OpenAI chief Sam Altman will be attending the G7 conference in France later this month, CNBC has learned, as President Emmanuel Macron steps up efforts to court tech leaders across the globe in support of the country’s AI ambitions.
France is hosting 2026’s G7 conference — an annual meeting of heads of state or government — from June 15-17, with AI expected to feature prominently on the agenda.

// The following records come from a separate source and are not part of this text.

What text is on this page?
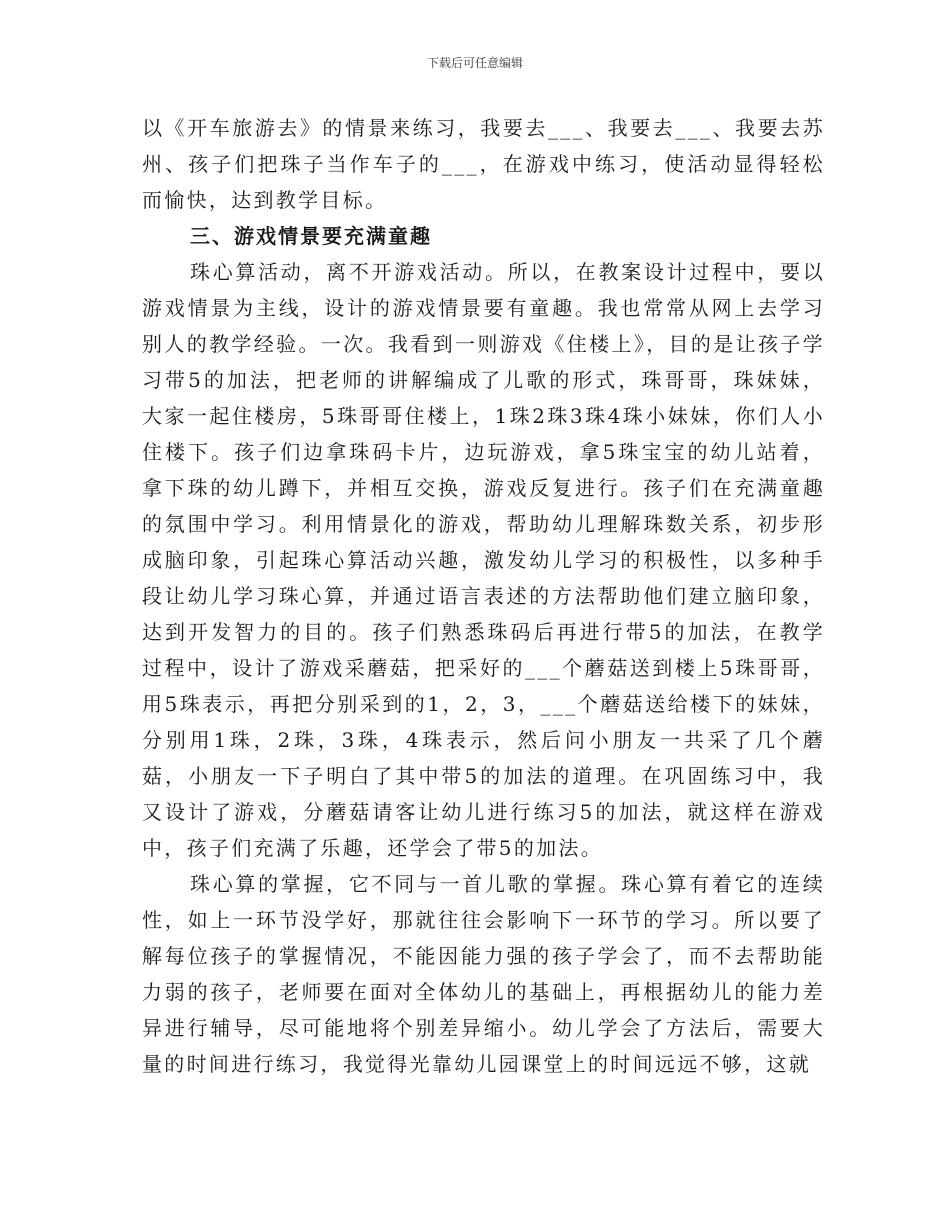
下载后可任意编辑

以《开车旅游去》的情景来练习，我要去___、我要去___、我要去苏州、孩子们把珠子当作车子的___，在游戏中练习，使活动显得轻松而愉快，达到教学目标。

三、游戏情景要充满童趣

珠心算活动，离不开游戏活动。所以，在教案设计过程中，要以游戏情景为主线，设计的游戏情景要有童趣。我也常常从网上去学习别人的教学经验。一次。我看到一则游戏《住楼上》，目的是让孩子学习带5的加法，把老师的讲解编成了儿歌的形式，珠哥哥，珠妹妹，大家一起住楼房，5珠哥哥住楼上，1珠2珠3珠4珠小妹妹，你们人小住楼下。孩子们边拿珠码卡片，边玩游戏，拿5珠宝宝的幼儿站着，拿下珠的幼儿蹲下，并相互交换，游戏反复进行。孩子们在充满童趣的氛围中学习。利用情景化的游戏，帮助幼儿理解珠数关系，初步形成脑印象，引起珠心算活动兴趣，激发幼儿学习的积极性，以多种手段让幼儿学习珠心算，并通过语言表述的方法帮助他们建立脑印象，达到开发智力的目的。孩子们熟悉珠码后再进行带5的加法，在教学过程中，设计了游戏采蘑菇，把采好的___个蘑菇送到楼上5珠哥哥，用5珠表示，再把分别采到的1，2，3，___个蘑菇送给楼下的妹妹，分别用1珠，2珠，3珠，4珠表示，然后问小朋友一共采了几个蘑菇，小朋友一下子明白了其中带5的加法的道理。在巩固练习中，我又设计了游戏，分蘑菇请客让幼儿进行练习5的加法，就这样在游戏中，孩子们充满了乐趣，还学会了带5的加法。

珠心算的掌握，它不同与一首儿歌的掌握。珠心算有着它的连续性，如上一环节没学好，那就往往会影响下一环节的学习。所以要了解每位孩子的掌握情况，不能因能力强的孩子学会了，而不去帮助能力弱的孩子，老师要在面对全体幼儿的基础上，再根据幼儿的能力差异进行辅导，尽可能地将个别差异缩小。幼儿学会了方法后，需要大量的时间进行练习，我觉得光靠幼儿园课堂上的时间远远不够，这就
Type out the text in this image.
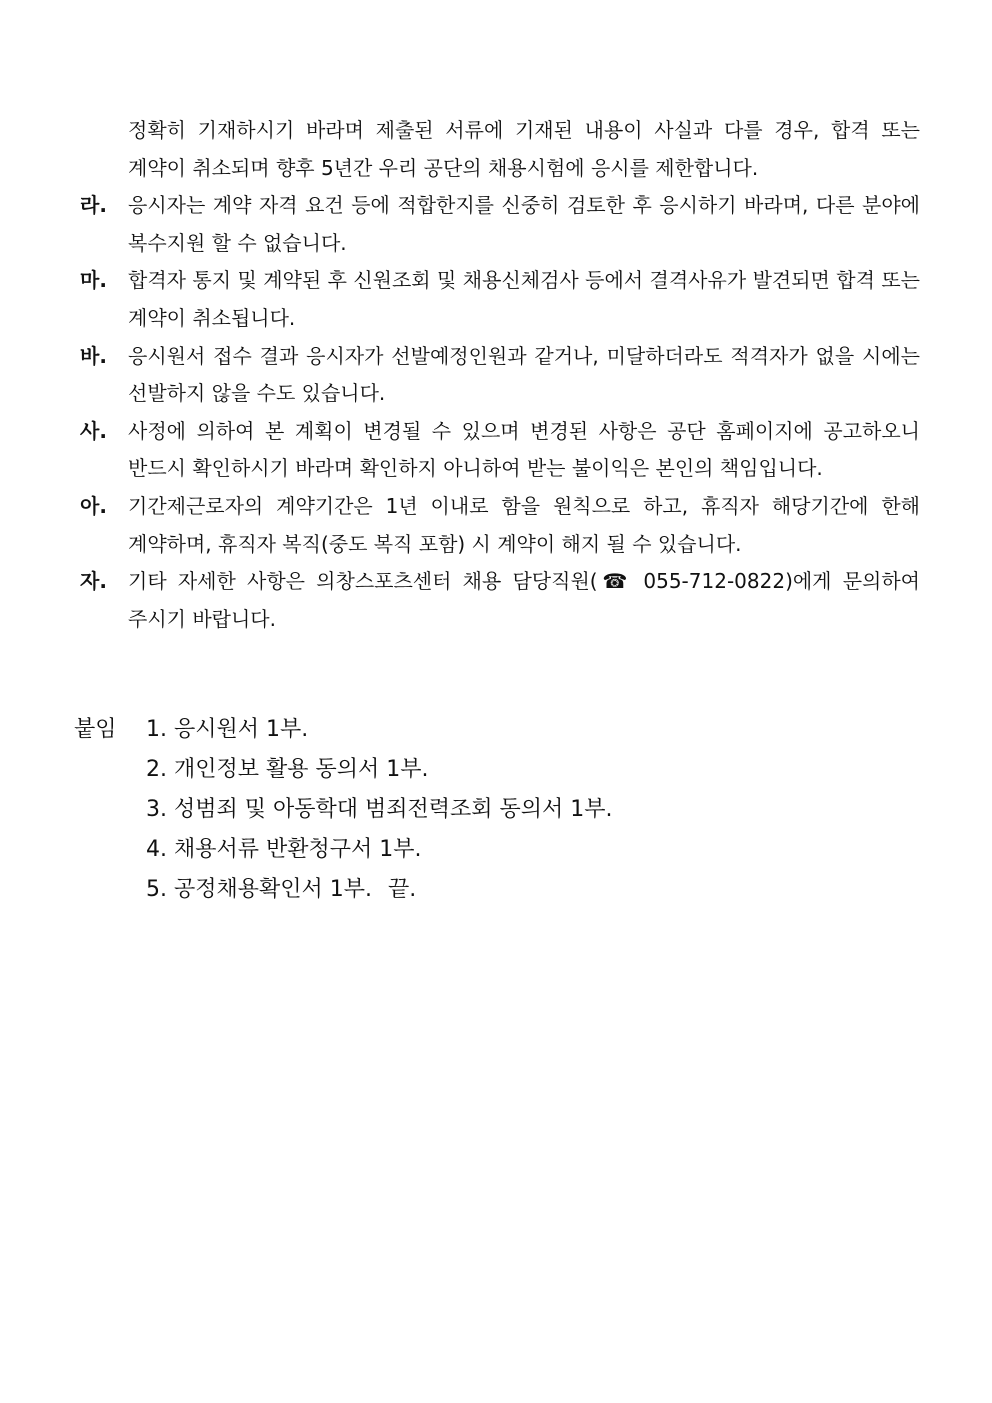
정확히 기재하시기 바라며 제출된 서류에 기재된 내용이 사실과 다를 경우, 합격 또는 계약이 취소되며 향후 5년간 우리 공단의 채용시험에 응시를 제한합니다.
라.	응시자는 계약 자격 요건 등에 적합한지를 신중히 검토한 후 응시하기 바라며, 다른 분야에 복수지원 할 수 없습니다.
마.	합격자 통지 및 계약된 후 신원조회 및 채용신체검사 등에서 결격사유가 발견되면 합격 또는 계약이 취소됩니다.
바.	응시원서 접수 결과 응시자가 선발예정인원과 같거나, 미달하더라도 적격자가 없을 시에는 선발하지 않을 수도 있습니다.
사.	사정에 의하여 본 계획이 변경될 수 있으며 변경된 사항은 공단 홈페이지에 공고하오니 반드시 확인하시기 바라며 확인하지 아니하여 받는 불이익은 본인의 책임입니다.
아.	기간제근로자의 계약기간은 1년 이내로 함을 원칙으로 하고, 휴직자 해당기간에 한해 계약하며, 휴직자 복직(중도 복직 포함) 시 계약이 해지 될 수 있습니다.
자.	기타 자세한 사항은 의창스포츠센터 채용 담당직원(☎ 055-712-0822)에게 문의하여 주시기 바랍니다.
붙임	1. 응시원서 1부.
2. 개인정보 활용 동의서 1부.
3. 성범죄 및 아동학대 범죄전력조회 동의서 1부.
4. 채용서류 반환청구서 1부.
5. 공정채용확인서 1부. 끝.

Altman was invited by Macron to participate in the Leaders Summit, OpenAI told CNBC exclusively, in what would be the first time he’s attended. “The expectation is that he will be engaging in the leaders-level conversation at the G7,” Chris Lehane, chief global affairs officer at OpenAI, told CNBC.
The G7 conference will feature the U.S., U.K., Canada, France, Germany, Italy, Japan and the EU.
Macron has recently been on a charm offensive with tech leaders.
Over the weekend, SoftBank said it planned to invest 45 billion euros ($53 billion) over the next five years to build AI infrastructure in France. This came after Macron personally courted the founder and CEO Masayoshi Son.
The French president requested a meeting with Son and then asked him to build a data center in France, the SoftBank CEO told CNBC on Monday. Son added that the two “exchang[ed] texts” as they hashed out the details of the deal.
OpenAI is expecting a set of “voluntary commitments” to be reached by tech companies during the Summit, Lehane said.
“The main priority for Sam at the G7 is youth safety, but the broader point is that AI has moved from a future-tense debate to a governing reality,” he added. At the end of May, G7 digital ministers agreed on a joint approach to protecting children online.
Other major focus areas for OpenAI at the conference are frontier AI risks, particularly around “cyber and bio,” Lehane said.
Recent announcements of powerful AI models with advanced cyber capabilities, including Anthropic’s Mythos and OpenAI’s GPT-5.5 Cyber, have brought a wave of concerns from businesses and governments around digital security weaknesses.
OpenAI has increasingly looked to position itself as a key partner to governments, with the firm launching its “OpenAI for Countries” initiative in 2025.
The company said it would partner with countries to build out data center capacity and deploy ChatGPT to citizens as part of the announcement. Former UK Chancellor George Osborne would lead the program, OpenAI said in December.
Macron has sought to bolster France’s AI infrastructure, with the recent annual business summit Choose France resulting in several billion-dollar investment commitments from tech and data center companies.
As part of that event, it was announced that the United Arab Emirates fund MGX and French public investment bank Bpifrance would invest 7.5 billion euros into a new AI campus in France. Salesforce would also invest 2 billion euros in France.
Google declined to comment on whether leadership execs would be attending the G7, when approached by CNBC. Anthropic told CNBC “nothing” had been confirmed on whether its CEO Dario Amodei was planning on attending. The Élysée Palace, the official residence of the president of France in Paris, has been approached for comment.